Postawa Pana Depardieu mną z lekka wstrząsnęła. Muszę się przyznać do pewnej słabości, która polega na tym, że nigdy jakoś mi nie przyszło do głowy, aby uciec z Ojczyzny dlatego, że:
- była ona chwilowo zniewolona
- nie było w niej warunków do samorealizacji
- nie było w niej rzekomo warunków do znalezienia pracy
- obowiązujące prawo podatkowe było w niej nie dość korzystne.

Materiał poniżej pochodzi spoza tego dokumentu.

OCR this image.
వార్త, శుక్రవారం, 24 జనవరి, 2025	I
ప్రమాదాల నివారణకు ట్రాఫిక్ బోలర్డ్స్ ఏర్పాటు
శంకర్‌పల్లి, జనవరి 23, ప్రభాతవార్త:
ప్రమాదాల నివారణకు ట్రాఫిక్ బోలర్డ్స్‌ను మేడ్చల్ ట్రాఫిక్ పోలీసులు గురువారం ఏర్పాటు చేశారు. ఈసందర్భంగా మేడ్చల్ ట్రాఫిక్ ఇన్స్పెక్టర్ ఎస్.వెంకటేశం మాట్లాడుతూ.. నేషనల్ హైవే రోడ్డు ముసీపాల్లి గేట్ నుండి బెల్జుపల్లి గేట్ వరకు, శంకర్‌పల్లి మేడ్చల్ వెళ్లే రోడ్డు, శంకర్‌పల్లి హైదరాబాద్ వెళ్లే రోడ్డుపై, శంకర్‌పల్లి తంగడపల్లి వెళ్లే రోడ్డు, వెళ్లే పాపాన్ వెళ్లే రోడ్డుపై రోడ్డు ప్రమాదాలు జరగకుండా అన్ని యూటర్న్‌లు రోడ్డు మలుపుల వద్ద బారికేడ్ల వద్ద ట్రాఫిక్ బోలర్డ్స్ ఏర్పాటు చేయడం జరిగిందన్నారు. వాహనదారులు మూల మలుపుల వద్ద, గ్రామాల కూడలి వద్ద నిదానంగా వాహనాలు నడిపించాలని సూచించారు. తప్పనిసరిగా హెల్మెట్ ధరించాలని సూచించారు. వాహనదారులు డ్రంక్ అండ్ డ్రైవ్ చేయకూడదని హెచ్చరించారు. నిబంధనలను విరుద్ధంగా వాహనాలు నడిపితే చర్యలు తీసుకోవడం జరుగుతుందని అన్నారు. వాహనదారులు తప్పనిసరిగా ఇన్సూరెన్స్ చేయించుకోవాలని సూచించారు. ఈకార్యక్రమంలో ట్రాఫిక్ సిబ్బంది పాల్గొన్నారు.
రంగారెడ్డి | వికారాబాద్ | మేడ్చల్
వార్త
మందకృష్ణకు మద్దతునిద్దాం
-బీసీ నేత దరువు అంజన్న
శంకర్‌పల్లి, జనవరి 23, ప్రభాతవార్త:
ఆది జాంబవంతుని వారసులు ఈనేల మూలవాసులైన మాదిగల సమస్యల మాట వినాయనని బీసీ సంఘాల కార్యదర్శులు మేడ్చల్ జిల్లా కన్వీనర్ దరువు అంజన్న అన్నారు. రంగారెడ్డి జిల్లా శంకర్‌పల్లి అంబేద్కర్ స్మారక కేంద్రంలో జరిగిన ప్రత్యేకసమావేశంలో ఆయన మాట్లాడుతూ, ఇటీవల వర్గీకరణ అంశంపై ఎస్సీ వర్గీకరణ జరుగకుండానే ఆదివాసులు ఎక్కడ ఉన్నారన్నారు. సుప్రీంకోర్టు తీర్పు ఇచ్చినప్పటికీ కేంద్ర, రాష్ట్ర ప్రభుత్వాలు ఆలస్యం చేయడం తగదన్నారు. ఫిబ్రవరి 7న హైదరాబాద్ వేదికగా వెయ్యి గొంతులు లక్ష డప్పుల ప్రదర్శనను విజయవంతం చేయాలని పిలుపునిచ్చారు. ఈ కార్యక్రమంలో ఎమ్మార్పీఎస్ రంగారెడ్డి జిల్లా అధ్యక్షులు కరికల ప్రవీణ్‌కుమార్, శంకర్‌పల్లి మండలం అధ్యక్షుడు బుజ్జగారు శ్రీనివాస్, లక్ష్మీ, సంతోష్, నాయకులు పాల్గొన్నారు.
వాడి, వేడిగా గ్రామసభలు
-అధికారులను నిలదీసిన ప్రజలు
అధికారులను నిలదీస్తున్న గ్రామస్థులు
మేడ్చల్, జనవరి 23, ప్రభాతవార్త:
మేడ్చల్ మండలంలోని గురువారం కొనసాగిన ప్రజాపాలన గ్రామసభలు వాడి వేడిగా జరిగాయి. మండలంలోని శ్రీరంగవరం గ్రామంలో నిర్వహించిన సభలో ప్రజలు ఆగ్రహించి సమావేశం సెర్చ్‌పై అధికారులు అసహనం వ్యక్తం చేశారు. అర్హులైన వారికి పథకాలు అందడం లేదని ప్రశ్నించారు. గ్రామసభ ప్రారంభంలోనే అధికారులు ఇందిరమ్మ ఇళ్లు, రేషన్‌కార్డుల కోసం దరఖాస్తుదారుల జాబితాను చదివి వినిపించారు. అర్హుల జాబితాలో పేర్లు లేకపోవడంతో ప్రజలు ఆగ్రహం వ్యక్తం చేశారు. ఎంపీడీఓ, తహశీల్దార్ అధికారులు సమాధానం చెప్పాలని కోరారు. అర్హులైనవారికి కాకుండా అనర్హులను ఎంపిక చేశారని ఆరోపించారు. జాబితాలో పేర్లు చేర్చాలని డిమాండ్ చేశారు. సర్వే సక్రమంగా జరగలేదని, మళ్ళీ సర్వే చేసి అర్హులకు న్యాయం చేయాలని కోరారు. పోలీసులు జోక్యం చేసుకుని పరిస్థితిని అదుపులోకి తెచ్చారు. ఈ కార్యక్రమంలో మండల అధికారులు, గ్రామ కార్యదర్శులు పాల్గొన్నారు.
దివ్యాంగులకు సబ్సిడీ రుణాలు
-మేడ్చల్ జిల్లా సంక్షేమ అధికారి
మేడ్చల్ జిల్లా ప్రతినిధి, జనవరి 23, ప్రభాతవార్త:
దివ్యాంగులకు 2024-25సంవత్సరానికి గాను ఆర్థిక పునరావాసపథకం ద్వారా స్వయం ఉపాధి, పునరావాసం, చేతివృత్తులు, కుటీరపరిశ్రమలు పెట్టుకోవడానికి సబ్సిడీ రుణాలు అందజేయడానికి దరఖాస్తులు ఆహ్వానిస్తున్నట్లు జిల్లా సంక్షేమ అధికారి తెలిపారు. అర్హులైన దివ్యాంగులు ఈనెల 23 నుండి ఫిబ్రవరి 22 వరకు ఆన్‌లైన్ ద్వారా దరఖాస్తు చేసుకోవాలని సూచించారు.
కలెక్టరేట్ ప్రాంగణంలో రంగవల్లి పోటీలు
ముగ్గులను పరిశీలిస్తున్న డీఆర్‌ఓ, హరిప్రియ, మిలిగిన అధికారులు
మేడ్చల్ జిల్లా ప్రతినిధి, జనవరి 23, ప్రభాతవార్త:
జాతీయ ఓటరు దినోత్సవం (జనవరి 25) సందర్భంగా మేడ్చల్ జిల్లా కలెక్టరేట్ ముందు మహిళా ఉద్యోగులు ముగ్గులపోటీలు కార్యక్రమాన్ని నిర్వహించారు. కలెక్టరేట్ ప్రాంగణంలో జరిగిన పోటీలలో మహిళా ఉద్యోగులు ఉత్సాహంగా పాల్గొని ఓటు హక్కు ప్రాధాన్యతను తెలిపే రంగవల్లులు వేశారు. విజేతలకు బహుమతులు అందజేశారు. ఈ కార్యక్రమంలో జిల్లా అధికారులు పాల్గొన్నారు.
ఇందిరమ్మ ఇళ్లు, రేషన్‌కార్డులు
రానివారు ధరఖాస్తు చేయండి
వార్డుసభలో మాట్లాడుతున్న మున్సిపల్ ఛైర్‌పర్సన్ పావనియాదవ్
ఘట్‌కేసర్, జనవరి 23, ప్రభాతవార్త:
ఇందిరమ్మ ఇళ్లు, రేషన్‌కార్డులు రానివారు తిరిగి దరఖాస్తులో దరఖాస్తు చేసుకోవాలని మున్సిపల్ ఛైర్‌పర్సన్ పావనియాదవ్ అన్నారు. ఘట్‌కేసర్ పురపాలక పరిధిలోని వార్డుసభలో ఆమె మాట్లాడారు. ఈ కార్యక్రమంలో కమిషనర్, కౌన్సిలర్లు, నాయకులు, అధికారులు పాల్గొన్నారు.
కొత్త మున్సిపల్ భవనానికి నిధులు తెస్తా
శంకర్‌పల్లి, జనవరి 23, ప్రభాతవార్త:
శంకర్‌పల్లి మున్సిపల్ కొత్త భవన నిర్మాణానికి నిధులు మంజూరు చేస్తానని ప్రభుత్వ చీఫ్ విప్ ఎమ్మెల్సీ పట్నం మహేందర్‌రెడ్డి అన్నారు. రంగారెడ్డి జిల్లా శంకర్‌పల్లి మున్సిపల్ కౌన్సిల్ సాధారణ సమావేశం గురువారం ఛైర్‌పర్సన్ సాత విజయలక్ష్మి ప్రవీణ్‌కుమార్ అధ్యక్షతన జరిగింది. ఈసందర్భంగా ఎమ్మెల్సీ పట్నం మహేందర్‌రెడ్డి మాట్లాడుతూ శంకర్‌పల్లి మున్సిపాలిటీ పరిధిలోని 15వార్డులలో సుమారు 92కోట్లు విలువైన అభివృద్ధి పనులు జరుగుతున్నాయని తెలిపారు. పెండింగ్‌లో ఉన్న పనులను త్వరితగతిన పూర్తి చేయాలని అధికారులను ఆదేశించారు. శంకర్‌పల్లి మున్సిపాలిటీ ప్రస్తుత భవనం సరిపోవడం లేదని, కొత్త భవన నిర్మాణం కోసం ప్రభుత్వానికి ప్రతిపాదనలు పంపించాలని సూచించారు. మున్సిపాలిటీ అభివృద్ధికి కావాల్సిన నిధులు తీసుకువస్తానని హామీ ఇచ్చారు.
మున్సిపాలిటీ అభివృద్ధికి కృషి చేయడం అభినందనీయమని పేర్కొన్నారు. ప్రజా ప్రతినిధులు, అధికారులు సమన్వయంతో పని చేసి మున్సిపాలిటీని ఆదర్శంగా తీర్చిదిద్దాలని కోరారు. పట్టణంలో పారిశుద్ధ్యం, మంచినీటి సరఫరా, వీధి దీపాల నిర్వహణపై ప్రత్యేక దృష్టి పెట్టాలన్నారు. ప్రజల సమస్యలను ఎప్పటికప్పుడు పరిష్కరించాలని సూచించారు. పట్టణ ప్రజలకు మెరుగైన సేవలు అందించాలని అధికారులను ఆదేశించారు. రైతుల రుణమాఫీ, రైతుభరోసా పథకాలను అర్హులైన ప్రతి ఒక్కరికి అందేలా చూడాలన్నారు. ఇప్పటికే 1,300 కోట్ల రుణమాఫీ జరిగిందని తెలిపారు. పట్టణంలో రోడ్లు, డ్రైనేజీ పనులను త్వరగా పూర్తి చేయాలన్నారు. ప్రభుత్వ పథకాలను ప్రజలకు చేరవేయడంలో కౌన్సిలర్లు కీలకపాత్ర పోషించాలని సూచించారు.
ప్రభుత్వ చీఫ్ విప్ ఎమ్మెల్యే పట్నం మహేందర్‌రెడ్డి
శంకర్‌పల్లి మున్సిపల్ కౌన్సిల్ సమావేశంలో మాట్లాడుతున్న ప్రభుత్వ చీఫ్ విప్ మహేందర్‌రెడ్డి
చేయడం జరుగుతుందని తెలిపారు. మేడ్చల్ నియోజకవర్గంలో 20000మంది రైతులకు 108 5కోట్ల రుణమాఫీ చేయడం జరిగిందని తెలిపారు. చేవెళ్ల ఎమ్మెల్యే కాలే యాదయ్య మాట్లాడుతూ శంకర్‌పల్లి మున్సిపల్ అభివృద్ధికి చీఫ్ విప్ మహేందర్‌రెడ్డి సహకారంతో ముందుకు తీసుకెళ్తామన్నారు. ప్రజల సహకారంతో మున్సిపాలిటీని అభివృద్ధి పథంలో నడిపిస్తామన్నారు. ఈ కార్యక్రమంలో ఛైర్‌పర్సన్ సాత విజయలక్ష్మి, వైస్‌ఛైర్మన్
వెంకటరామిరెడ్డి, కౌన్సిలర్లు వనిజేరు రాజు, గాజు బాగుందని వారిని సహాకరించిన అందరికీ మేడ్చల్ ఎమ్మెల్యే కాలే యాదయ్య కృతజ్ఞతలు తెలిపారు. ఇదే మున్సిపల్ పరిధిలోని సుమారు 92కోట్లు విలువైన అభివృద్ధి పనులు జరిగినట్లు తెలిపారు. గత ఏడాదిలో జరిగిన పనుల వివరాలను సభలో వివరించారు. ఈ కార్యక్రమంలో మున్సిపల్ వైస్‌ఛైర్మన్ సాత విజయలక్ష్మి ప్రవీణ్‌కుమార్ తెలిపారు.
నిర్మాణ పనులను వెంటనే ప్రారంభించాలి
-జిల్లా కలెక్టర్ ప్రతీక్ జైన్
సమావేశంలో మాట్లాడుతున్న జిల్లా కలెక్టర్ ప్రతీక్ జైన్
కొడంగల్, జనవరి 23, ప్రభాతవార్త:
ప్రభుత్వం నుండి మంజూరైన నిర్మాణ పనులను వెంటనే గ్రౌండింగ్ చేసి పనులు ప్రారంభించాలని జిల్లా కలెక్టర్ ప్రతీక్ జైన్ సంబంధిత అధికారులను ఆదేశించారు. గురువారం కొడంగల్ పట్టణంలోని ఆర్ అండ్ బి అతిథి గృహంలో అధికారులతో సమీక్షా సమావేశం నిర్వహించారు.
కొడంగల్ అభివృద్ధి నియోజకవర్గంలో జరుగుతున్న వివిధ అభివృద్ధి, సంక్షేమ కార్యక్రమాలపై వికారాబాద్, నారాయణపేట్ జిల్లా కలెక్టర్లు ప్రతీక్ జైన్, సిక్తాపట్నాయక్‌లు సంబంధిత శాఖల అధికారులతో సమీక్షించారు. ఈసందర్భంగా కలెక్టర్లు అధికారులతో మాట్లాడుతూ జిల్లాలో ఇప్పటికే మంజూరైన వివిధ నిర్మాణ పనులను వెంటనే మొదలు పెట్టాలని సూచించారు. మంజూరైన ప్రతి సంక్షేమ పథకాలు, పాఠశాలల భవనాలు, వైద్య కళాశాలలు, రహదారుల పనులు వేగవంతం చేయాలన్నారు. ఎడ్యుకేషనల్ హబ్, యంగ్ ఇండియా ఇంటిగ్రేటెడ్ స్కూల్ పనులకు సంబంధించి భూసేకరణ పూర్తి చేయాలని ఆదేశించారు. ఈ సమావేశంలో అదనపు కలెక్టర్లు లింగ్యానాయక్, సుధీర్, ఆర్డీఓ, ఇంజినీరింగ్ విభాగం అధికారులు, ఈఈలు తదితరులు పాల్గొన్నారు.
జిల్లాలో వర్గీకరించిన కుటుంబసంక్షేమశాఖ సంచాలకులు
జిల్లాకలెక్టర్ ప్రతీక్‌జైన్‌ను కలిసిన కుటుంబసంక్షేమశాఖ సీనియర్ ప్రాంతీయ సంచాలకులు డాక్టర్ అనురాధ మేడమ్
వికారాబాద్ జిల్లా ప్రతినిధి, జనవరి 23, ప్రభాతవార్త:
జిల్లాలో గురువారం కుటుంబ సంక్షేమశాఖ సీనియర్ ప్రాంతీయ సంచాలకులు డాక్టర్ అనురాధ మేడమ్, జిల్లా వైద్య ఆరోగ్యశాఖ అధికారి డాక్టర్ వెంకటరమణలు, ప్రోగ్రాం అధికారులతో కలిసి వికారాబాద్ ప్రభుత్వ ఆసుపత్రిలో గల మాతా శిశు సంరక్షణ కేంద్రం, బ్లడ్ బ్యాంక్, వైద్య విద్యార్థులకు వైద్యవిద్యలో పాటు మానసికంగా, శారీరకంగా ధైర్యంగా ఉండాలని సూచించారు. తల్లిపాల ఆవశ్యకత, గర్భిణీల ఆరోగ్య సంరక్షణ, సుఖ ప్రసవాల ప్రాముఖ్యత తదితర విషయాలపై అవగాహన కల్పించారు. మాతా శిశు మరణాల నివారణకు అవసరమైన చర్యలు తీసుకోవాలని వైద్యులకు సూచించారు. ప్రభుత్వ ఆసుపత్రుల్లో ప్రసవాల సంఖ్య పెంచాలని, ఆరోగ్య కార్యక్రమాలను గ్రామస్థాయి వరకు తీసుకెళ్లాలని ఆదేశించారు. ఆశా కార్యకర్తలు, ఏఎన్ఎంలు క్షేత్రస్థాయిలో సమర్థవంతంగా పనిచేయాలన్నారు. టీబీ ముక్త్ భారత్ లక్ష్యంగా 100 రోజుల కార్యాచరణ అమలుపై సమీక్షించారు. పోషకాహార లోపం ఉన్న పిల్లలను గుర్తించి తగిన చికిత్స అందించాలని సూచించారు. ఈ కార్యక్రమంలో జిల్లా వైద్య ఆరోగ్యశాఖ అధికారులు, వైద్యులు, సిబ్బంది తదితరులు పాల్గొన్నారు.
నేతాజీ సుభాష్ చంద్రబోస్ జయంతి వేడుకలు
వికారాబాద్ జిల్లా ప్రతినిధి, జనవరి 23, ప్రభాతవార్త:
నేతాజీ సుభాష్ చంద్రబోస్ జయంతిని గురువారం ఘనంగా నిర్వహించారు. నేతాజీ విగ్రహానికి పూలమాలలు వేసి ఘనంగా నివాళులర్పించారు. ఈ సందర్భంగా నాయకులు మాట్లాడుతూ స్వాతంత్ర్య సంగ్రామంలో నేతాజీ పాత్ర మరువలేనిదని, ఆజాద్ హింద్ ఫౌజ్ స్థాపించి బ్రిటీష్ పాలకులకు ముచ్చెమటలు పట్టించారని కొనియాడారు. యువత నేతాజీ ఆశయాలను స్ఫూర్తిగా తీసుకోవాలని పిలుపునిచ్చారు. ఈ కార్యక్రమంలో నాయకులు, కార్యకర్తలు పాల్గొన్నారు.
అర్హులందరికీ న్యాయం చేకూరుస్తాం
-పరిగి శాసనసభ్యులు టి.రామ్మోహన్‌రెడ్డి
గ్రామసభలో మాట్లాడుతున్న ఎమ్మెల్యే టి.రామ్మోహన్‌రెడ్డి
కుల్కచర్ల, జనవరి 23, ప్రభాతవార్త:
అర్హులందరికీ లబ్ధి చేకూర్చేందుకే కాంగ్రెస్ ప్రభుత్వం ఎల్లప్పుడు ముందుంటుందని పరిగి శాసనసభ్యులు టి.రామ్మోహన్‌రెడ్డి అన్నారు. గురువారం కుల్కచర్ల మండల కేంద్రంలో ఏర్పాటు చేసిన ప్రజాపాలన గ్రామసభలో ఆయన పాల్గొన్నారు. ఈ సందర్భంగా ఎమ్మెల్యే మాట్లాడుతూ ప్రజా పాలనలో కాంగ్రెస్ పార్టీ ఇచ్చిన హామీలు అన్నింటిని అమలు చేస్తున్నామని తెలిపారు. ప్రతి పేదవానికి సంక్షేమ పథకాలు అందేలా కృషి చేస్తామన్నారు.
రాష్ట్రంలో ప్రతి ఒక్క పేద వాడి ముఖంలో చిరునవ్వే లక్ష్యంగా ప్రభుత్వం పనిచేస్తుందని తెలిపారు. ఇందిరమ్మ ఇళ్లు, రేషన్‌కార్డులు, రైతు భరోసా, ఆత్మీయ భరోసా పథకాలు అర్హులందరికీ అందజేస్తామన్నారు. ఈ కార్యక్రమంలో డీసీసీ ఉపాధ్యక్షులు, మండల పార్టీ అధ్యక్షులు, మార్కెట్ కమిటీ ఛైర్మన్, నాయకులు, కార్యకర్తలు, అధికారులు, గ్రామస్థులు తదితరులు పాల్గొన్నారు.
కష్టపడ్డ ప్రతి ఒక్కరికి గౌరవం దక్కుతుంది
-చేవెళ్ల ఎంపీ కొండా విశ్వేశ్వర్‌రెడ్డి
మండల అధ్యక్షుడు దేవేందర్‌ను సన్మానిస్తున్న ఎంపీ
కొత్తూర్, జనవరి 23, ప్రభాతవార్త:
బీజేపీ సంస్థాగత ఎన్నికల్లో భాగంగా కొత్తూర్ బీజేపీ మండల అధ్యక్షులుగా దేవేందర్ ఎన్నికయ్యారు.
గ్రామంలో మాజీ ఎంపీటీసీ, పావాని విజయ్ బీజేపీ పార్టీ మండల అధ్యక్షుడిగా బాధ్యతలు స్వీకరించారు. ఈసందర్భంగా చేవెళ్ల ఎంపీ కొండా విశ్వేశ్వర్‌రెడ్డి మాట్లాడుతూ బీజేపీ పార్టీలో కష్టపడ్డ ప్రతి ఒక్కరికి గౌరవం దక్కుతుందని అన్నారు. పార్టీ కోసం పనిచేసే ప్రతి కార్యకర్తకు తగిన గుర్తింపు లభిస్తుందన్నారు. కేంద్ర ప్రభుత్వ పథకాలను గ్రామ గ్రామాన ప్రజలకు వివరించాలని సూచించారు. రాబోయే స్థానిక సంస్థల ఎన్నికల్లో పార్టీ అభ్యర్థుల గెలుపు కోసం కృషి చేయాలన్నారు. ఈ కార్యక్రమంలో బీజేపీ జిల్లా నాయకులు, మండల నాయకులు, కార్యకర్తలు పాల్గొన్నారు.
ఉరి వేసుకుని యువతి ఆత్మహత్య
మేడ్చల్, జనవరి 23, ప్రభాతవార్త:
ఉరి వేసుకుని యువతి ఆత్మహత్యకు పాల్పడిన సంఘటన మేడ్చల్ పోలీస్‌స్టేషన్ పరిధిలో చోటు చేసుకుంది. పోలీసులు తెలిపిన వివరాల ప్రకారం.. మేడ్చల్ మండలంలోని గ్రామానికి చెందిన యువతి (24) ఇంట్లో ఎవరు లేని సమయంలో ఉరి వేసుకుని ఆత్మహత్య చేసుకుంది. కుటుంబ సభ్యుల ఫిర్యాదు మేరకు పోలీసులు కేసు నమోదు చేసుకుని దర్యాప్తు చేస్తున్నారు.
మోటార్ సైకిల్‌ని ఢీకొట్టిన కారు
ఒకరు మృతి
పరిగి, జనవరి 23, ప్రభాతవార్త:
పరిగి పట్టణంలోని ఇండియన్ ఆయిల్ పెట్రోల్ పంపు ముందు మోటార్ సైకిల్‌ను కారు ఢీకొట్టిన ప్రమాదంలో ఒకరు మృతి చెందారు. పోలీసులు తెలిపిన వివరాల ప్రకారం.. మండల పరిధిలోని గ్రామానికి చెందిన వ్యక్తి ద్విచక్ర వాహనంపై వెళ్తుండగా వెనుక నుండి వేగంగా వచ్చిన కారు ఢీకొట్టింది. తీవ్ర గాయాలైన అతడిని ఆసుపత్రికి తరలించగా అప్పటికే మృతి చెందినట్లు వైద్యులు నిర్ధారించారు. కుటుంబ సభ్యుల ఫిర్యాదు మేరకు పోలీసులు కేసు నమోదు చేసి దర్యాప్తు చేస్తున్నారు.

Ani za komunizmu, ani później, ani też z powodu wejścia do UE, czy jak kto woli – za PiS, ani też z powodów różnorakich za rządów PO, nie przyszło mi do głowy, aby wyjechać z kraju, tym bardziej, aby zmienić obywatelstwo. A pewnemu Francuzowi nie tylko przyszło, ale też to uczynił i to w dodatku dwa razy. Nie mogę niestety napisać, jakie epitety mi się cisną na usta w związku z tym Francuzem (za wulgaryzmy mógłby mnie Salon szkaradnie zwinąć), ale delikatnie mówiąc – na mój szacunek ten kretyn zasłużyć nie jest w stanie. A jeśli ten kretyn gotów upatrywać demokrację w kieszonce Putina, to pozostaje tylko biadolić nad stanem niewiedzy Francuzów. Bo jednak elementarną wiedzę o stanie Europy Francuz prezentować powinien. Nawet wówczas, gdy jest zaledwie aktorem, a ten wiadomo – jest od grania, jak dupa od….. No, wszyscy wiemy od czego.